Dec. 2012: A 23-year-old student is beaten and gang-raped on a moving bus in the capital New Delhi and later dies of her injuries. Five men and a juvenile are arrested – four of the men have been sentenced to death and one hanged himself during the trial. The juvenile was freed after completing three years in a reform home.
The crime sparked large-scale protests and led thousands of women across India to break their silence over sexual violence that often goes unreported. Authorities stiffened penalties against sex crimes, introduced fast-track trials in rape cases and made stalking a crime.
Jan. 2018: An 8-year-old Muslim girl is drugged, held captive in a temple and sexually assaulted for a week before being strangled and battered to death with a stone in Kathua town in northern India.

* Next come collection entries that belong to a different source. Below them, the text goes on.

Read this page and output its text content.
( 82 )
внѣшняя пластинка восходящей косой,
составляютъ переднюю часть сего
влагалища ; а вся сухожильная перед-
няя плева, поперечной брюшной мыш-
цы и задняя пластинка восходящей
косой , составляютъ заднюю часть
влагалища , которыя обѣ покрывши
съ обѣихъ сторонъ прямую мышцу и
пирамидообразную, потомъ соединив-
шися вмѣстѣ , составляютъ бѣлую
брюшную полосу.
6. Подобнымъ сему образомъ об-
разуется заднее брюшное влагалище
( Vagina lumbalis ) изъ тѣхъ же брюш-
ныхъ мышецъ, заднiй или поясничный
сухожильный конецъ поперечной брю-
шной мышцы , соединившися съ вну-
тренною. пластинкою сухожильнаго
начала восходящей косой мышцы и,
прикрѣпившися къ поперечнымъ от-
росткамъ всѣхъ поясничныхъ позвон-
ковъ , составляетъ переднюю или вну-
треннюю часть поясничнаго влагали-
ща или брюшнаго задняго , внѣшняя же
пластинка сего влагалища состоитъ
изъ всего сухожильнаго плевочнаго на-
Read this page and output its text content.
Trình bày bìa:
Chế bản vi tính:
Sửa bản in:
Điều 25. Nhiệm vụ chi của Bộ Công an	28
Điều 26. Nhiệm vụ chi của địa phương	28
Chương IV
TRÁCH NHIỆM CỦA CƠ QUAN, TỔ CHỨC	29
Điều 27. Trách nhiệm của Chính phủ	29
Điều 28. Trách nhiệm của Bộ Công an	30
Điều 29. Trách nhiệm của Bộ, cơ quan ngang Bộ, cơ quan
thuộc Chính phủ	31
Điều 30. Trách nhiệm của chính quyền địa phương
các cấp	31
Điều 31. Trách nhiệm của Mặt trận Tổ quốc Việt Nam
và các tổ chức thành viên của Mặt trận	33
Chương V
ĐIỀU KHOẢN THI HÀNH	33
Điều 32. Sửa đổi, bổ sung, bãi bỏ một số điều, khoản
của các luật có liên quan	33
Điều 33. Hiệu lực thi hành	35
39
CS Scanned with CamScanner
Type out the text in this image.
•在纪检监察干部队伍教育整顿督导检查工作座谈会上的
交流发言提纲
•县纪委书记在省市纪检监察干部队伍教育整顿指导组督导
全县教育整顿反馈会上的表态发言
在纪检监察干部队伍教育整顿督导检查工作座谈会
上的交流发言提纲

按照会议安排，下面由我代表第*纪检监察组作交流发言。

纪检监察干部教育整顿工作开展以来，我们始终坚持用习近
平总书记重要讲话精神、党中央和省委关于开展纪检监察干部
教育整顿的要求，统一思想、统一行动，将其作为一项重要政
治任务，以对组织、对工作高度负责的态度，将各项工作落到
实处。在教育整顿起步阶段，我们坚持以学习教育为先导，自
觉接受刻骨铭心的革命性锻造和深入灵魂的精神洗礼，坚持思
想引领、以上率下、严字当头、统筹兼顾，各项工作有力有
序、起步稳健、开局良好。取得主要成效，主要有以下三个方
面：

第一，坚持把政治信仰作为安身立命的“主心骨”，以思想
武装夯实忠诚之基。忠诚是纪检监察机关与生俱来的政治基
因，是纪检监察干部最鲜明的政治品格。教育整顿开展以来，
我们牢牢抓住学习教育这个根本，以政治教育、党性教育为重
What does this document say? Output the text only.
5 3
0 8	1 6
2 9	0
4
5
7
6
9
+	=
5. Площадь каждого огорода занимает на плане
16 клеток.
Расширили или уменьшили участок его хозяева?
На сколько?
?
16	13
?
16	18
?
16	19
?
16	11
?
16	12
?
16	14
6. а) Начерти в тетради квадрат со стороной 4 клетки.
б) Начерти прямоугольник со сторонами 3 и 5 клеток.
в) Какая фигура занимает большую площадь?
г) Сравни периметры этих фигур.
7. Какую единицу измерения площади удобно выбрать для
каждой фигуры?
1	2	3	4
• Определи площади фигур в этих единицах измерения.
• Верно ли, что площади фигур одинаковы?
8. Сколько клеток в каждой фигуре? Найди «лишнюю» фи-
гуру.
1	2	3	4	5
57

Six men, including a Hindu priest and three police officers, were convicted of the crime. Three were given life sentences.
Jul. 2018: Eighteen men are charged in Chennai with repeatedly raping a 12-year-old girl over a seven-month period, sedating her with drugs and then taking her to vacant apartments in the block to assault her.
Oct. 2018: Catholic bishop Franco Mulakkal is arrested in Kerala after a nun accuses him of raping her repeatedly over two years. He has denied the charges.
July 2019: A young woman who accused Uttar Pradesh state lawmaker Kuldeep Singh Sengar of raping her in 2017 and her lawyer are critically injured in a highway collision, when a truck hit the car in which they were traveling. The woman’s two aunts, who were also in the car, were killed.
Sengar denies the rape and any involvement in the car crash.
Nov. 28, 2019: The charred remains of the veterinarian are found under a flyover near Hyderabad. Four men are arrested on suspicion of gang-rape and murder.
Dec 5, 2019: A 23-year-old rape victim is set ablaze by a gang of men, including the alleged rapist, as she made her way to court to attend a hearing in the case, in Unnao district of Uttar Pradesh, police said.